AS207990 HostRoyale Technologies Pvt Ltd
AS36352 HostPapa
AS20473 The Constant Company LLC
AS202044 Getechbrothers MB
AS18779 EGIHosting
AS395954 Leaseweb LAX
AS41564 Orion Network Limited
AS51765 Oy Crea Nova Hosting Solution Ltd
AS45090 Shenzhen Tencent Computer Systems Company Limited
AS399275 Solid Systems LLC

and many, many more (including the big cloud hosters). Including the ASNs of resident proxies in total I've currently blocked 388 ASNs from around the world. Today, a whopping 71% of requesting IPs were blocked, an all time high. On good days it is just 30%, around 40%-ish is normal. Not much bad traffic is coming through any more and no complaints from real users. I've been "collecting" these ASNs since late 2024 - the list is pretty consistent and many of those ASNs are constant sources of scraping, spamming or hacking attempts. It is however still growing, but not very fast.

 

[Anthony Parsons]

Its why I block most server providers

Ok, wrong wording. I manage challenge them, so actual legitimate users in a browser will go through.

 

[Anthony Parsons]

I took the advice here, and set a script in iptables to manage everything to pretty much cloudflare and my static ip.

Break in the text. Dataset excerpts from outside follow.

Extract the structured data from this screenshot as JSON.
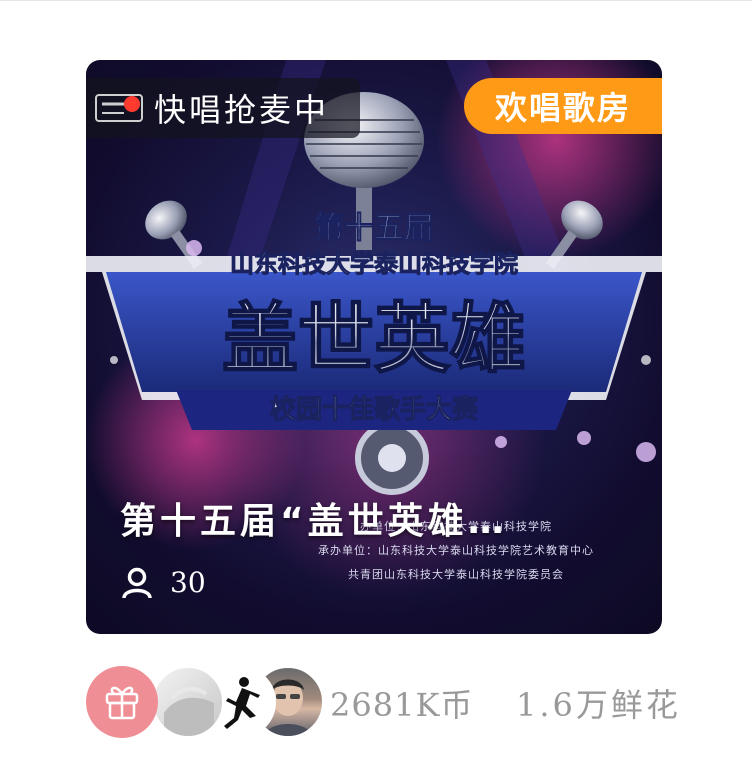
{
  "room": {
    "status_text": "快唱抢麦中",
    "category_tag": "欢唱歌房",
    "title": "第十五届“盖世英雄…",
    "listener_count": "30"
  },
  "poster": {
    "edition": "第十五届",
    "school": "山东科技大学泰山科技学院",
    "headline": "盖世英雄",
    "subtitle": "校园十佳歌手大赛",
    "organizer_line_1": "办单位：山东科技大学泰山科技学院",
    "organizer_line_2": "承办单位：山东科技大学泰山科技学院艺术教育中心",
    "organizer_line_3": "共青团山东科技大学泰山科技学院委员会"
  },
  "stats": {
    "coins": "2681K币",
    "flowers": "1.6万鲜花"
  },
  "icons": {
    "gift": "gift-icon",
    "listeners": "person-icon",
    "live": "live-dot-icon"
  },
  "colors": {
    "accent_tag": "#ff9a16",
    "gift_button": "#ef8f95",
    "live_dot": "#ff3b30",
    "stats_text": "#999999"
  }
}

I put through 170k in an hour yesterday, and the server barely noticed it, from its normal 40k per hour. Tuning the server was the best thing I could have done.

 

[Jja]

Ok, wrong wording. I manage challenge them, so actual legitimate users in a browser will go through.

Be careful - Azure and Bing are on the same ASN's

 

[Anthony Parsons]

Be careful - Azure and Bing are on the same ASN's

My first rule is to allow known bots by CF, they skip everything else.

 

[smallwheels]

Be careful - Azure and Bing are on the same ASN's

The fact that Microsoft is using one single gigantic ASN w/o any useful segmentation for absolutely everything they do and offer shows once more the ignorance that this company has as inherent part of their company culture: They simply optimize only for themselves, no matter what negative effects this may have on others. What I see from Azure are for the most part scanning for weaknesses and configuration files - to an enourmous extend. Microsoft does not care at all as long as they get paid, else the situation would not look like that for IPs from Azure:




As Bing is completely irrelevant for gaining traffic (let alone registered users) for my forum judging from my statistics and the Bing webmaster console (despite having indexed way more pages of my forum than google and my forum having a way better ranking in Bing than in Google) it would probably do no harm to throw Bing under the bus along with the rest of the ASN for being part of an evil and ignorant empire.

However: The IP-ranges that bing uses are well known and easy to find out, so one can whitelist them. The useragent ist transmitted in the request and furthermore reverse dns always points to *.search.msn.com for any genuine traffic coming from the Bing indexer. So with a little love in the approach it is easy to block Microsofts AS8075 and still let Bing come through.

I do block these scanning for configuration files and other weaknesses via regular expressions in .htaccess (no matter where they come from) to keep my 404-statistic clean and usable. The IP Threat Monitor add on that I am using does a brilliant job in letting Bing though and filtering out the rest of the ASN automatically.